Although this treatment is effective in patients in whom PDE5 inhibitors are ineffective or contraindicated, it has not been approved for clinical use in Japan. Some trials are underway, led by Okayama University.107
Priapism is defined as ‘an erection that is maintained for greater than 4 h despite the absence of both physical and psychological stimulation’. The choice of 4 h for this definition was made on the basis of experience of how long patients take to get to hospital, and how long it takes to organize investigations and treatment. Edema of the corpus cavernosum smooth muscle begins 12 h after the onset of priapism, and after 24 h endothelial cells (a source of NO, the trigger for erections) begin to die off, with platelets adhering to the site. Necrosis of corpus cavernosum smooth muscle is seen after 48 h.108 The time limit of 4 h was set on the basis of this report, to allow a reasonable safety margin.
Here we show you the recommendations by AUA how to diagnose and treat ischemic priapism, a urological emergency.109
This is readily made on the basis of the history and observation of the erect penis. It can also be readily determined whether it is ischemic or not by aspirating the corpus cavernosum, and carrying out arterial blood gas analysis.
First insert a 19 or 21 gauge butterfly needle into the corpus cavernosum, aspirate blood and flush with physiological saline. Then inject 1 mL of 100–500 μg/mL phenylephrine, the α-agonist. Repeat the above procedure every 3–5 min until 1 h has passed. This procedure relieves 43–81% of cases of priapism. Recurrent cases require surgical treatment, and should be referred to a urologist.
- 2Vacuum constriction devices [Recommendation Grade B]

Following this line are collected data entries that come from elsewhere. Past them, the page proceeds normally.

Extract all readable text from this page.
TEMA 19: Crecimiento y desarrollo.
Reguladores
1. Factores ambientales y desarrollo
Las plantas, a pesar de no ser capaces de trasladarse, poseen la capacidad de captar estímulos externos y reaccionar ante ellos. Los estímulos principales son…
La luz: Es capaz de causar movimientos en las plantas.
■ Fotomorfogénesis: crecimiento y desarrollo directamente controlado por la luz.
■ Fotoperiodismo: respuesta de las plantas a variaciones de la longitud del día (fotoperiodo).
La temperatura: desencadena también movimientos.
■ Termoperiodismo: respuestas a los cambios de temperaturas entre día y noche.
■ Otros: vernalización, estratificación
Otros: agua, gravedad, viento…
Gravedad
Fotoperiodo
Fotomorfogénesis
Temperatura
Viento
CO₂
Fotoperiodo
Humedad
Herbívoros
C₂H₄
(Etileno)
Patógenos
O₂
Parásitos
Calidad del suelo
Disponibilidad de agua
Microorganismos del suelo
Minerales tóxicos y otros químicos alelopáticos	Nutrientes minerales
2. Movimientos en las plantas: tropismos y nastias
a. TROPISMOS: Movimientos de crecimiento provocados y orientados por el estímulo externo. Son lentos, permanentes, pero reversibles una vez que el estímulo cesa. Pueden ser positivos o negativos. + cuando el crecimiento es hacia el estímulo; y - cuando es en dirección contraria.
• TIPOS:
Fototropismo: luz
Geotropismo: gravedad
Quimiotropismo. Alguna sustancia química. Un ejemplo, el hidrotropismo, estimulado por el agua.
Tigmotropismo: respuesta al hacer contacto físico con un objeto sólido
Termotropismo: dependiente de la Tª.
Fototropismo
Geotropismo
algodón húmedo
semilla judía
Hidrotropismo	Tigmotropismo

These devices apply negative pressure, drawing blood into the shaft of the penis, and then apply a rubber band to the base of the penis to keep this blood in the penis. This is therefore a pseudo-erection rather than a physiological erection. Although an erection capable of intercourse is achieved in 90% of cases, reported satisfaction rates vary widely from 27% to 94%.110 The only such devices presently approved in Japan are the Vet-Co (internet sales, http://www.jinseido.co.jp/jin/etc/impo.html)111 and the vacuum constriction device ‘Kanki’ (Takei Ikakouki Co. Ltd: Tel. 03-3255-0711).112 They each cost around 50 000 yen, and directions for use are given in an accompanying videotape, although instruction from a medical practitioner is preferable. Adverse reactions include penile pain and numbness, subcutaneous hemorrhage, and ejaculatory difficulties. Anticoagulant therapy is a relative contraindication for the use of a vacuum erection device.